Secondly, the European Commission (EC) is preparing to announce tit-for-tat tariffs on US products. This action follows President Donald Trump’s implementation of a 25% blanket tariff on cars coming into the US. The announcement, as yet unconfirmed but anticipated within days, would represent the most serious and costly step yet in the burgeoning trade hostilities between the two economic giants. The EC’s proposal should be viewed against the backdrop of increasingly unstable markets and fears of increased inflationary pressures.
EC spokesman Olof Gill confirmed the commission’s plans, stating that the retaliatory measures would be “timely, robust, well calibrated and will achieve the intended impact.” President Trump again jumped into the fray on Wednesday when he announced new auto tariffs. These tariffs are scheduled to begin on April 2. Waves from this decision have already started to shake global markets, sending stocks in car and auto parts manufacturing companies tumbling.
Financial markets are preparing themselves for heightened volatility, as The Kobeissi Letter pointed out in a recent post on X. The original post cautioned that most will perceive the new tariffs as welcome relief from uncertainty. It doesn’t shy away from forecasting that market volatility will persist. That’s why analysts are sounding the alarms as the US prepares to impose these reciprocal tariffs. They argue that this step would dampen economic growth around the world and exacerbate inflationary pressures.
“We regret 25% auto tariffs and a new suite of measures coming on April 2, but we are preparing for all of these.” – EC spokesman Olof Gill
The negative impacts of these tariffs are already reverberating through the foreign exchange markets. On Friday, the EUR/USD exchange rate fell down to around 1.0775. Yet still, it soon found support at the 20-day Exponential Moving Average (EMA), selling off at about 1.0760. EUR/USD rebounded sharply after hitting an intraday low of 1.0765 in the aftermath of the US Personal Consumption Expenditures (PCE) inflation data for February. It remains subject to erratic shifts within a tight range under 1.0800 as the day unfolds.
Moreover, our new core PCE inflation—excluding volatile food and energy—rose at a 2.8% annualized rate. That increase topped Wall Street’s projections of 2.7% and January’s 2.6% advance. This recent data indicates that inflationary pressures are only continuing to build, further complicating the global economic picture.

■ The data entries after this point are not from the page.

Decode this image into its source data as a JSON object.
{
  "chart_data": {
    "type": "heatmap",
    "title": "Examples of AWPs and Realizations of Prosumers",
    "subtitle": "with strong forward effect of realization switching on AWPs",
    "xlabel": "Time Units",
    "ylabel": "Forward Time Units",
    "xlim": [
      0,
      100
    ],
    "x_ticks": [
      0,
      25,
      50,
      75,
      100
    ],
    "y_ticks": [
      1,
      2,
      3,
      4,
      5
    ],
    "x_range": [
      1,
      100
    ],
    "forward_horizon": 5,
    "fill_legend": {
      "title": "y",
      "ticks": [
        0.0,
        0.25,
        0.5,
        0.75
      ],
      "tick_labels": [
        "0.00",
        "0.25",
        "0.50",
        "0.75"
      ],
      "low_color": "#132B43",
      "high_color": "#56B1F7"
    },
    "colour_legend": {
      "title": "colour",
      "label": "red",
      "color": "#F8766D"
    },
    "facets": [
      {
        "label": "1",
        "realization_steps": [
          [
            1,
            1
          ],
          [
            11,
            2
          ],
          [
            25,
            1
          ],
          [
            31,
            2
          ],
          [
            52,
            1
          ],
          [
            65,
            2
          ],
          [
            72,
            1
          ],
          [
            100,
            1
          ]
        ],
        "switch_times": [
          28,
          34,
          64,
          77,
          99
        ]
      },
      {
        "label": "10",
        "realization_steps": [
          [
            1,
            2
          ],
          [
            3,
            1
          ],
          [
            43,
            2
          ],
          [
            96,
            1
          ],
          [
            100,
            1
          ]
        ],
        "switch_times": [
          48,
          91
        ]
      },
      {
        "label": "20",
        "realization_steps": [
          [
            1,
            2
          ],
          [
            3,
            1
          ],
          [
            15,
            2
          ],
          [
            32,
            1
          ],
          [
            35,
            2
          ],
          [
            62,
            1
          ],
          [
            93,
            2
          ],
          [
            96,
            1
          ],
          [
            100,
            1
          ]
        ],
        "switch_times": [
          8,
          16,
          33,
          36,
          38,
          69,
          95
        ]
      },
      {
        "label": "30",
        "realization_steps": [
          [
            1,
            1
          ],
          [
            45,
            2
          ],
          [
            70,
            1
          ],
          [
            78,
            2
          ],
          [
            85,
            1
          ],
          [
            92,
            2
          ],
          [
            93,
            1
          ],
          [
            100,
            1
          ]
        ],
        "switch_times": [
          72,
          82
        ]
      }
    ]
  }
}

“It looks inevitable that tariffs are going to increase inflation in the near term.” – Boston Fed Bank President Susan Collins
In euro area Europe, inflationary trends constitute a much more complicated picture. Spain’s Harmonized Index of Consumer Prices (HICP) was up by 2.2%. This is a significant decrease from the past rate of 2.9%. As of March 2023, France’s Consumer Price Index (CPI) has increased non-stop by 0.9% year-over-year. This was a bit of an underperformance. Inflation expectations had called for a 1.1% rise. These numbers show dramatically different inflation paths in Europe’s largest economies.
The European Central Bank (ECB) has been actively watching these developments. Just last week, ECB Vice President Luis de Guindos recognized that the effect of tariffs would be transitory to inflation. Yet he cautioned against expecting their positive effects on growth to endure for as long.
“For growth, trade is extremely detrimental.” – ECB Vice President Luis de Guindos
President Trump’s tariff policies are fuelling fears of a continuation, if not aggravation, of precarious market volatility and risk-off aversion. These regulations have already set off panics worldwide among carmakers and their suppliers, with associated stocks losing billions in market valuation. The prospect of retaliatory actions by other nations can only complicate what is already an uncertain and dangerous economic environment.
As April 2 nears, one thing is for sure – both market participants and policymakers will be watching these developments with great interest. Our global economy stands at a historic crossroads. Severe trade tensions are rising, threatening growth and macroeconomic stability of some of the largest markets.